Islanders right wing Oliver Wahlstrom looks on against the Detroit...

Islanders right wing Oliver Wahlstrom looks on against the Detroit Red Wings in the second period of an NHL game at UBS Arena on Oct. 22. Credit: Kathleen Malone-Van Dyke

Patrick Roy chortled.

Sitting in front of the dais in the small anteroom just a few feet off the practice rink at Northwell Health Ice Center Wednesday morning, the Islanders coach was asked his reasoning for the changes he and his assistant coaches made to the two power play units.

The answer to this particular question was self-evident.

“I had no choice,” Roy said following the morning skate ahead of the Thanksgiving Eve match against Boston at UBS Arena.

The Islanders entered the game with the NHL’s second-worst power play (a 12.7% conversion rate), and have only scored four times in 32 man-up opportunities in the month of November. Over the course of the season, the Islanders have scored just eight times in 63 power plays.

“We got to try something different, right?” Bo Horvat said. “Obviously, when your power play is at the bottom of the league, something has to change.”

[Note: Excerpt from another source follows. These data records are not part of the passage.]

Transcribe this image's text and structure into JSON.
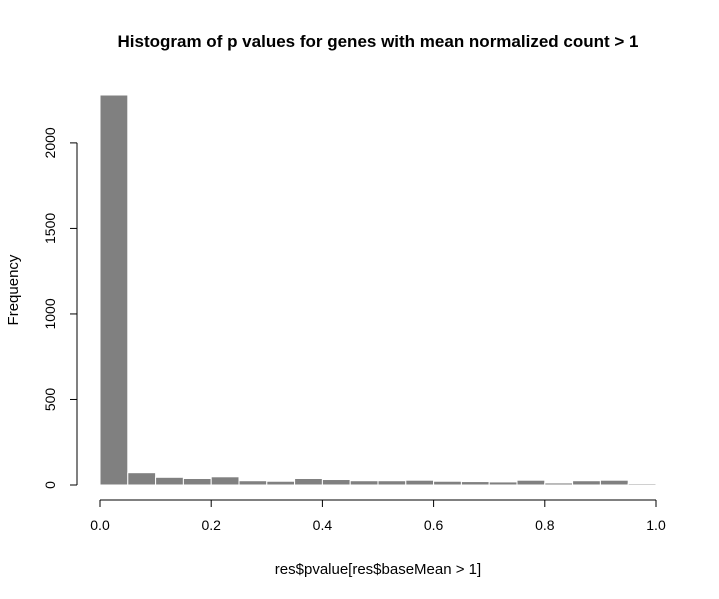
{
  "chart_data": {
    "type": "bar",
    "title": "Histogram of p values for genes with mean normalized count > 1",
    "xlabel": "res$pvalue[res$baseMean > 1]",
    "ylabel": "Frequency",
    "bin_edges": [
      0,
      0.05,
      0.1,
      0.15,
      0.2,
      0.25,
      0.3,
      0.35,
      0.4,
      0.45,
      0.5,
      0.55,
      0.6,
      0.65,
      0.7,
      0.75,
      0.8,
      0.85,
      0.9,
      0.95,
      1.0
    ],
    "values": [
      2280,
      72,
      45,
      38,
      48,
      25,
      22,
      38,
      32,
      25,
      25,
      28,
      22,
      20,
      18,
      28,
      12,
      25,
      28,
      8
    ],
    "xlim": [
      0,
      1
    ],
    "ylim": [
      0,
      2280
    ],
    "x_ticks": [
      0.0,
      0.2,
      0.4,
      0.6,
      0.8,
      1.0
    ],
    "x_tick_labels": [
      "0.0",
      "0.2",
      "0.4",
      "0.6",
      "0.8",
      "1.0"
    ],
    "y_ticks": [
      0,
      500,
      1000,
      1500,
      2000
    ],
    "y_tick_labels": [
      "0",
      "500",
      "1000",
      "1500",
      "2000"
    ],
    "bar_color": "#808080",
    "grid": false
  }
}
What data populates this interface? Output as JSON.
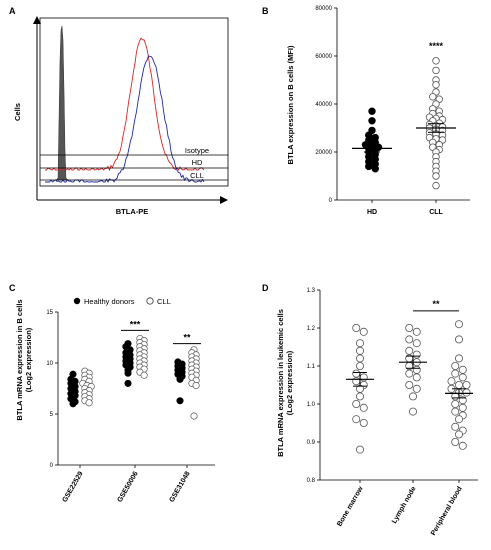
{
  "chart_data": [
    {
      "panel": "A",
      "type": "area",
      "ylabel": "Cells",
      "xlabel": "BTLA-PE",
      "legend": [
        "Isotype",
        "HD",
        "CLL"
      ],
      "series_colors": {
        "Isotype": "#555555",
        "HD": "#d62728",
        "CLL": "#1f2a9e"
      }
    },
    {
      "panel": "B",
      "type": "scatter",
      "ylabel": "BTLA expression on B cells (MFI)",
      "categories": [
        "HD",
        "CLL"
      ],
      "ylim": [
        0,
        80000
      ],
      "yticks": [
        "0",
        "20000",
        "40000",
        "60000",
        "80000"
      ],
      "significance": "****",
      "series": [
        {
          "name": "HD",
          "filled": true,
          "mean": 21500,
          "sem": 1500,
          "values": [
            37000,
            33000,
            29000,
            27000,
            26000,
            25000,
            24000,
            23000,
            22500,
            22000,
            21500,
            21000,
            20000,
            19000,
            18000,
            17000,
            16000,
            15000,
            14000,
            13000
          ]
        },
        {
          "name": "CLL",
          "filled": false,
          "mean": 30000,
          "sem": 1800,
          "values": [
            58000,
            54000,
            50000,
            48000,
            45000,
            43000,
            42000,
            40000,
            38000,
            37000,
            36000,
            35000,
            34500,
            34000,
            33500,
            33000,
            32000,
            31500,
            31000,
            30500,
            30000,
            29500,
            29000,
            28000,
            27500,
            27000,
            26000,
            25500,
            25000,
            24000,
            23000,
            22000,
            21000,
            20000,
            18000,
            16000,
            14000,
            12000,
            10000,
            6000
          ]
        }
      ]
    },
    {
      "panel": "C",
      "type": "scatter",
      "ylabel": "BTLA mRNA expression in B cells (Log2 expression)",
      "categories": [
        "GSE22529",
        "GSE50006",
        "GSE31048"
      ],
      "ylim": [
        0,
        15
      ],
      "yticks": [
        "0",
        "5",
        "10",
        "15"
      ],
      "legend": [
        "Healthy donors",
        "CLL"
      ],
      "significance": [
        {
          "between": "GSE50006",
          "label": "***"
        },
        {
          "between": "GSE31048",
          "label": "**"
        }
      ],
      "series": [
        {
          "name": "Healthy donors",
          "filled": true,
          "groups": [
            [
              8.9,
              8.4,
              8.2,
              8.0,
              7.7,
              7.5,
              7.2,
              7.0,
              6.8,
              6.5,
              6.2,
              6.0
            ],
            [
              11.9,
              11.6,
              11.3,
              11.0,
              10.8,
              10.6,
              10.4,
              10.2,
              10.0,
              9.8,
              9.6,
              9.3,
              9.0,
              8.0
            ],
            [
              10.1,
              9.9,
              9.7,
              9.5,
              9.3,
              9.1,
              8.9,
              8.7,
              8.4,
              6.3
            ]
          ]
        },
        {
          "name": "CLL",
          "filled": false,
          "groups": [
            [
              9.2,
              9.0,
              8.8,
              8.6,
              8.4,
              8.2,
              8.0,
              7.8,
              7.7,
              7.5,
              7.3,
              7.1,
              6.9,
              6.7,
              6.5,
              6.3,
              6.1
            ],
            [
              12.4,
              12.2,
              12.0,
              11.8,
              11.6,
              11.4,
              11.2,
              11.0,
              10.8,
              10.6,
              10.4,
              10.2,
              10.0,
              9.8,
              9.6,
              9.4,
              9.1,
              8.8
            ],
            [
              11.3,
              11.0,
              10.8,
              10.6,
              10.4,
              10.2,
              10.0,
              9.8,
              9.6,
              9.4,
              9.2,
              9.0,
              8.8,
              8.6,
              8.3,
              8.0,
              7.8,
              4.8
            ]
          ]
        }
      ]
    },
    {
      "panel": "D",
      "type": "scatter",
      "ylabel": "BTLA mRNA expression in leukemic cells (Log2 expression)",
      "categories": [
        "Bone marrow",
        "Lymph node",
        "Peripheral blood"
      ],
      "ylim": [
        0.8,
        1.3
      ],
      "yticks": [
        "0.8",
        "0.9",
        "1.0",
        "1.1",
        "1.2",
        "1.3"
      ],
      "significance": [
        {
          "between": "Lymph node-Peripheral blood",
          "label": "**"
        }
      ],
      "series": [
        {
          "name": "Bone marrow",
          "filled": false,
          "mean": 1.065,
          "sem": 0.018,
          "values": [
            1.2,
            1.19,
            1.16,
            1.14,
            1.12,
            1.1,
            1.08,
            1.07,
            1.06,
            1.05,
            1.04,
            1.02,
            1.0,
            0.99,
            0.96,
            0.95,
            0.88
          ]
        },
        {
          "name": "Lymph node",
          "filled": false,
          "mean": 1.11,
          "sem": 0.016,
          "values": [
            1.2,
            1.19,
            1.17,
            1.16,
            1.14,
            1.13,
            1.12,
            1.11,
            1.1,
            1.09,
            1.08,
            1.07,
            1.05,
            1.04,
            1.02,
            0.98
          ]
        },
        {
          "name": "Peripheral blood",
          "filled": false,
          "mean": 1.028,
          "sem": 0.012,
          "values": [
            1.21,
            1.17,
            1.12,
            1.1,
            1.09,
            1.08,
            1.07,
            1.06,
            1.05,
            1.05,
            1.04,
            1.03,
            1.03,
            1.02,
            1.01,
            1.0,
            0.99,
            0.98,
            0.97,
            0.96,
            0.94,
            0.93,
            0.92,
            0.9,
            0.89
          ]
        }
      ]
    }
  ],
  "panels": {
    "a": "A",
    "b": "B",
    "c": "C",
    "d": "D"
  }
}
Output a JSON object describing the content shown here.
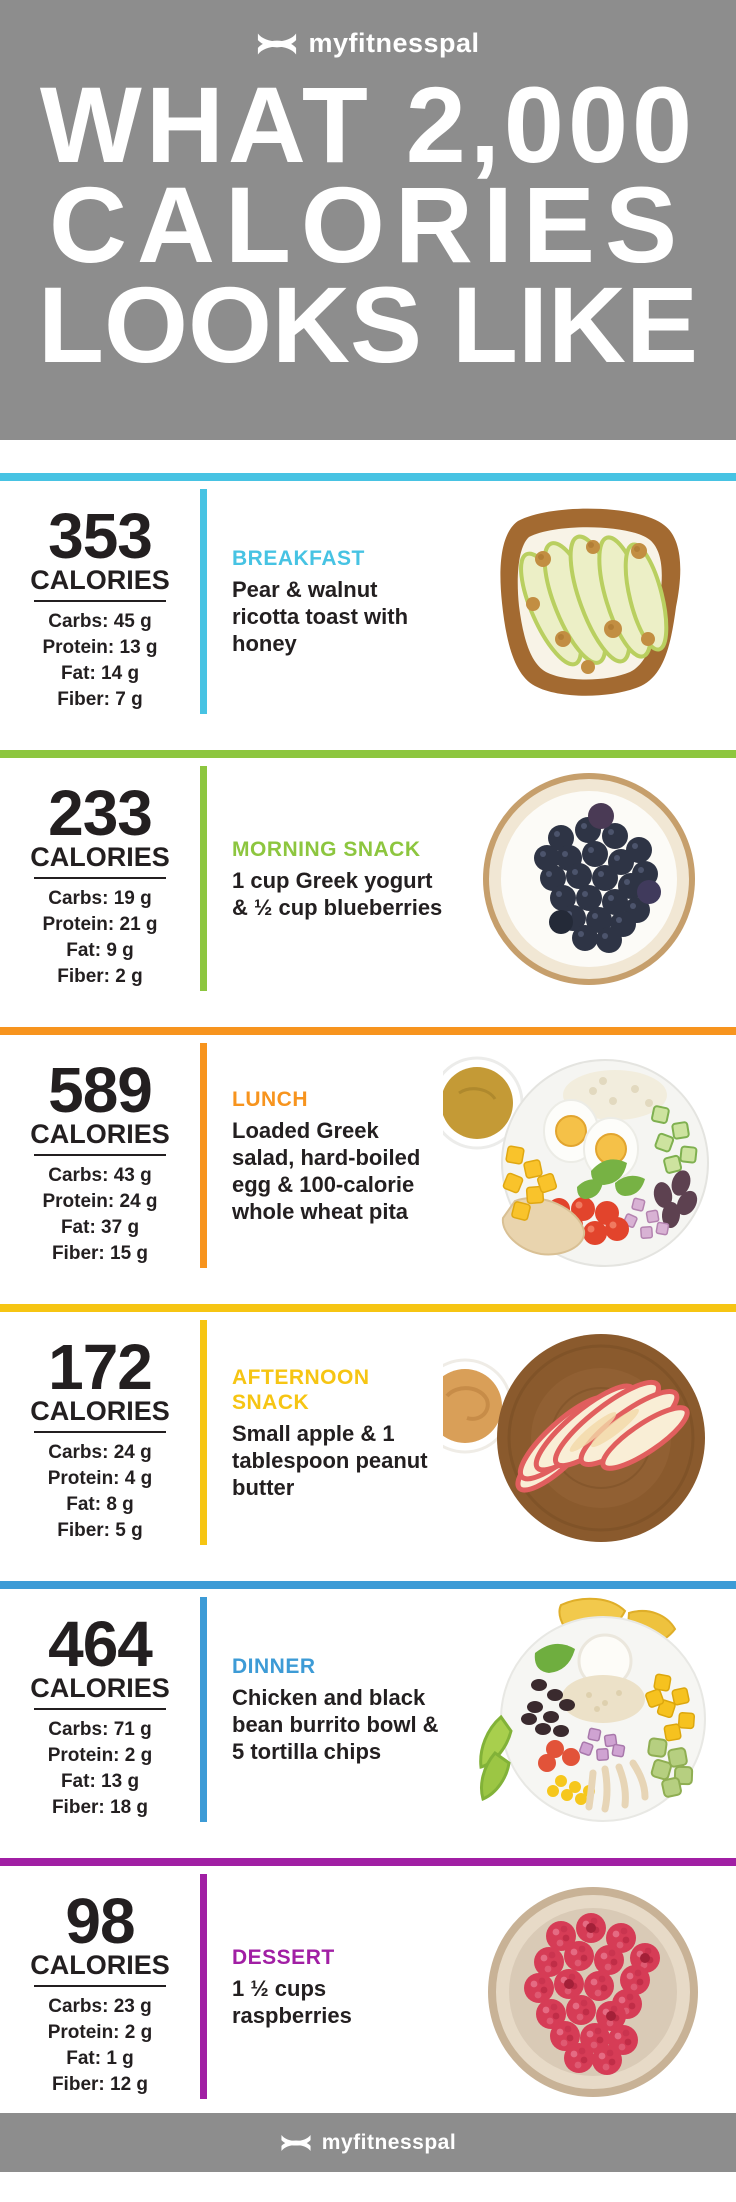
{
  "header": {
    "brand": "myfitnesspal",
    "title_line1": "WHAT 2,000",
    "title_line2": "CALORIES",
    "title_line3": "LOOKS LIKE"
  },
  "footer": {
    "brand": "myfitnesspal"
  },
  "colors": {
    "header_gray": "#8D8D8D",
    "text_black": "#231F20",
    "breakfast_cyan": "#47C3E3",
    "morning_snack_green": "#8DC63F",
    "lunch_orange": "#F7941E",
    "afternoon_snack_yellow": "#F6C513",
    "dinner_blue": "#3D9BD6",
    "dessert_purple": "#A11FA4"
  },
  "sections": [
    {
      "id": "breakfast",
      "accent": "#47C3E3",
      "calories": "353",
      "calories_label": "CALORIES",
      "stats": [
        "Carbs: 45 g",
        "Protein: 13 g",
        "Fat: 14 g",
        "Fiber: 7 g"
      ],
      "meal_label": "BREAKFAST",
      "description": "Pear & walnut ricotta toast with honey",
      "photo": "pear-walnut-ricotta-toast"
    },
    {
      "id": "morning-snack",
      "accent": "#8DC63F",
      "calories": "233",
      "calories_label": "CALORIES",
      "stats": [
        "Carbs: 19 g",
        "Protein: 21 g",
        "Fat: 9 g",
        "Fiber: 2 g"
      ],
      "meal_label": "MORNING SNACK",
      "description": "1 cup Greek yogurt & ½ cup blueberries",
      "photo": "greek-yogurt-blueberries-bowl"
    },
    {
      "id": "lunch",
      "accent": "#F7941E",
      "calories": "589",
      "calories_label": "CALORIES",
      "stats": [
        "Carbs: 43 g",
        "Protein: 24 g",
        "Fat: 37 g",
        "Fiber: 15 g"
      ],
      "meal_label": "LUNCH",
      "description": "Loaded Greek salad, hard-boiled egg & 100-calorie whole wheat pita",
      "photo": "loaded-greek-salad-bowl"
    },
    {
      "id": "afternoon-snack",
      "accent": "#F6C513",
      "calories": "172",
      "calories_label": "CALORIES",
      "stats": [
        "Carbs: 24 g",
        "Protein: 4 g",
        "Fat: 8 g",
        "Fiber: 5 g"
      ],
      "meal_label": "AFTERNOON SNACK",
      "description": "Small apple & 1 tablespoon peanut butter",
      "photo": "apple-slices-peanut-butter"
    },
    {
      "id": "dinner",
      "accent": "#3D9BD6",
      "calories": "464",
      "calories_label": "CALORIES",
      "stats": [
        "Carbs: 71 g",
        "Protein: 2 g",
        "Fat: 13 g",
        "Fiber: 18 g"
      ],
      "meal_label": "DINNER",
      "description": "Chicken and black bean burrito bowl & 5 tortilla chips",
      "photo": "chicken-burrito-bowl"
    },
    {
      "id": "dessert",
      "accent": "#A11FA4",
      "calories": "98",
      "calories_label": "CALORIES",
      "stats": [
        "Carbs: 23 g",
        "Protein: 2 g",
        "Fat: 1 g",
        "Fiber: 12 g"
      ],
      "meal_label": "DESSERT",
      "description": "1 ½ cups raspberries",
      "photo": "raspberries-bowl"
    }
  ]
}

And so, changes were made.

During the half-hour skate Roy debuted two completely new units. The first group was comprised of Dennis Cholowski, Kyle Palmieri, Brock Nelson, Bo Horvat, and Maxim Tsyplakov while the quintet of Ryan Pulock, Noah Dobson, Simon Holmstrom, Jean-Gabriel Pageau, and Anders Lee made up the second unit.

Previously, Dobson, Oliver Wahlstrom, Pageau, Horvat, and Lee made up the first power play unit and Cholowski, Palmieri, Holmstrom, Nelson, and Tsyplakov were on the second grouping.

“It was in the back of our heads for awhile,” Roy said. “I think it was time for us to try something different. …Sometimes you have to try different things. [As an] example, Noah has been used to being on the top [of the first power play unit] and right now we’ll put him on the flank [of the second power play unit]. He’s got so much skill and talent so he could make plays and drive [to the] back net. He could create a lot of offense by doing this on the other unit.”

All of which is logical.

As was his reasoning for dropping Wahlstrom from the man-up squadrons, albeit with a colorful analogy.

“I’ll say this: I look at the menu and there’s a lot of [expletive] on it,” Roy said after a sigh. “It’s beautiful. ...I want to feel full. I like to see a little more. And I think he can do it. If I’m off-line, I’ll be off-line. But I do believe Wally could offer a little more.”

Wahlstrom, whom the Islanders used the 11th overall pick in the 2018 draft on due to the hard, heavy shot he possesses, is averaging 1.83 shots per game and only has two points (one goal and one assists) in 33 games this season.

The eye test matches the data in Wahlstrom’s case. But, interestingly enough, it does not in the Islanders’ case. Because, as per NaturalStatTrick.com, their 92.86 high-danger chances percentage at five-on-four is third-best in the NHL. Moreover, the Islanders rank fifth in the league with a 92.59 % scoring chances for and seventh in expected goals for with 92.15 % mark at five-on-four.

To summarize: The Islanders are generating a great deal of scoring chances on the man advantage, but the puck is not finding its way into the back of the net.

“It’s about getting pucks to the net and finding second opportunities,” Palmieri said. “For all the pretty power plays there are — that are in the top five, top 10 — a lot of the goals are still rebounds and broken plays and things like that. So it doesn’t have to be picture perfect.”

Instead, as Roy and his players stressed, it is just a matter of finishing power plays with goals. As such, the Hall-of-Famer believes his team has deserved better results than what it's received in the 22 contests prior to the game against the league’s worst power play (the Bruins have a 12.4% conversion rate).

“We’d like to have the results from what we’ve been doing. We feel like we’ve been playing good hockey,” Roy said. “Sometimes we focus on the result instead of focusing on the process, and that’s what we want to make sure we do better: Focusing on the process.”

Notes: The Islanders and UBS Arena distributed 200 Thanksgiving dinners to families in need prior to the game. The team said in a statement that “the families were sourced from non-profit agencies,” and that the “Islanders, and UBS staff and the players’ wives volunteered in the distribution.”